1 University of Trento
2 Fondazione Bruno Kessler (FBK)
01 The problem / 問
Vision-language models have demonstrated remarkable zero-shot classification capabilities, yet they all share a structural constraint: a pre-defined set of categories — a vocabulary — must be provided at test time to compose the textual prompts. This assumption is deeply impractical when the semantic context is unknown, domain-specific, or evolving: enumerating the right vocabulary requires foreknowledge that is often unavailable in real-world deployments.
The scale of the open semantic space makes vocabulary-free classification fundamentally harder than standard recognition. ImageNet-21k [1], one of the largest existing benchmarks, is approximately 200 times smaller than the concept space of BabelNet [2]. Any method operating without a fixed vocabulary must navigate millions of concepts across many domains, including fine-grained categories that are visually near-identical and naturally follow a long-tailed distribution.
02 The setting / 定
We formalize Vocabulary-free Image Classification (VIC) as a novel task: given an input image \(x\), assign a class \(c\) from an unconstrained language-induced semantic space \(\mathcal{S}\), without any prior knowledge of the target category set \(C\). Formally, we seek a function \(f: \mathcal{X} \rightarrow \mathcal{S}\) whose only inputs at test time are the image and a large external source of semantic concepts approximating \(\mathcal{S}\). No vocabulary, no candidate list, and no labelled data are provided.

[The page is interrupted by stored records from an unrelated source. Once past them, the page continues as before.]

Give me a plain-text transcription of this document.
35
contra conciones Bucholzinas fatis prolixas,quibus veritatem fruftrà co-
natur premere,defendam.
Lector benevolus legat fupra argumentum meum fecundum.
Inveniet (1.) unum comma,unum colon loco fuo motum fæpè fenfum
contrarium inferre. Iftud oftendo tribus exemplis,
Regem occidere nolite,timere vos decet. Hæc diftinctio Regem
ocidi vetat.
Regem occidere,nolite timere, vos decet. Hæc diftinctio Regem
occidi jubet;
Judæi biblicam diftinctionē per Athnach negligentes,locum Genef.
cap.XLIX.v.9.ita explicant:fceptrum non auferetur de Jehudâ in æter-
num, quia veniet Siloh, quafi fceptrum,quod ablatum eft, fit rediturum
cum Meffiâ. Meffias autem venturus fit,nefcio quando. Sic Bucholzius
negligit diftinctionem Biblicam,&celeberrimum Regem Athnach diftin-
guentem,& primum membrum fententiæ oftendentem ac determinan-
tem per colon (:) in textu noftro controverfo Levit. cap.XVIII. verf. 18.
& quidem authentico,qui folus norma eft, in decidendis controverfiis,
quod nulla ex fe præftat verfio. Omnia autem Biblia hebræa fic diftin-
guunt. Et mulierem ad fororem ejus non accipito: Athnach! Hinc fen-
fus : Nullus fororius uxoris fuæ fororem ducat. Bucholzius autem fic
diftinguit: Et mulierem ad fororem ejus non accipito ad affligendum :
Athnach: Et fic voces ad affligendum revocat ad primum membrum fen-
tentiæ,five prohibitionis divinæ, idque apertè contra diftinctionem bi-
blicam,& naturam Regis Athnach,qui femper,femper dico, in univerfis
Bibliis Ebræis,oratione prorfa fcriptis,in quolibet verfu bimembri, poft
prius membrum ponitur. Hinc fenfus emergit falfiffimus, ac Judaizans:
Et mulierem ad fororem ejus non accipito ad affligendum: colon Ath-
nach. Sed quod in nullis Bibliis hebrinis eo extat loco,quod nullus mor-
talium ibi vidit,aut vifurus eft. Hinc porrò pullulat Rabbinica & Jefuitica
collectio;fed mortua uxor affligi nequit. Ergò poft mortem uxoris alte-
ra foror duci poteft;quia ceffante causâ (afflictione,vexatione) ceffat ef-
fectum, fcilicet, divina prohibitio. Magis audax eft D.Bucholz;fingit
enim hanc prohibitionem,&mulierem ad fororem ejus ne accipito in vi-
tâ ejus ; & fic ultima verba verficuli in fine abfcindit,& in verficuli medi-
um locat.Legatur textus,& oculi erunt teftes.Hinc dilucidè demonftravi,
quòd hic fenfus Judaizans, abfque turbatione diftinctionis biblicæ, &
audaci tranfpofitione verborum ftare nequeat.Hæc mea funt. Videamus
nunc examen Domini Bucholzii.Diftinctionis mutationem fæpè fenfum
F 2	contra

This is in sharp contrast with CLIP [3]-style zero-shot classifiers, which require the user to enumerate target categories as textual prompts, effectively querying the model within a closed subspace of \(\mathcal{S}\). A key empirical result motivating our approach is that representing \(\mathcal{S}\) through a large external vision-language database — rather than through the model’s internal representations alone — is the most effective strategy for surfacing semantically relevant content at test time. The database provides an implicit vocabulary derived from real-world captions, spanning concepts the model cannot surface on its own from a bare image query.
03 The approach / 法
We propose CaSED (Category Search from External Databases), a training-free method for VIC. Given an input image, CaSED first retrieves the most semantically similar captions from a large external vision-language database, using the image’s CLIP [3] embedding as the query. Text parsing and noun filtering extract a compact set of candidate category names from these captions. CaSED then scores each candidate by computing image-to-text and text-to-text similarity using CLIP, where the centroid of the retrieved captions serves as a textual surrogate for the image, and selects the best-matching category.
The method is entirely training-free and requires no labelled supervision. Its parameter count is bounded by CLIP [3] alone, making it substantially more efficient than competing VLM-based methods that rely on larger generative or fine-tuned architectures. The external database acts as a bridge between the image and the open semantic space, dynamically constructing a candidate set tailored to each query image rather than relying on a fixed list.
04 Results / 験
Datasets
We follow existing works [4, 5] and evaluate on ten datasets spanning coarse-grained and fine-grained classification across diverse domains: Caltech-101 [6], DTD [7], EuroSAT [8], FGVC-Aircraft [9], Flowers-102 [10], Food-101 [11], Oxford Pets, Stanford Cars [12], SUN397 [13], and UCF101 [14]. ImageNet [1] is used for hyperparameter tuning.
Quantitative results
We evaluate performance using three complementary metrics: Cluster Accuracy, which measures whether the predicted class matches the ground truth at the level of semantic equivalence; Semantic Similarity, which computes embedding-based alignment between predicted and ground truth labels; and Semantic IoU, which measures concept-set overlap between the predicted and true labels.
CaSED outperforms competing VLM-based and vocabulary-free methods across all three metrics and on the majority of the ten datasets, achieving consistent gains on both coarse-grained domains (Caltech-101) and fine-grained ones (FGVC-Aircraft, Flowers-102, Food-101). The improvements hold with CaSED using far fewer parameters than the methods it is compared against, confirming that retrieval from an external database is an efficient and effective proxy for the full open semantic space.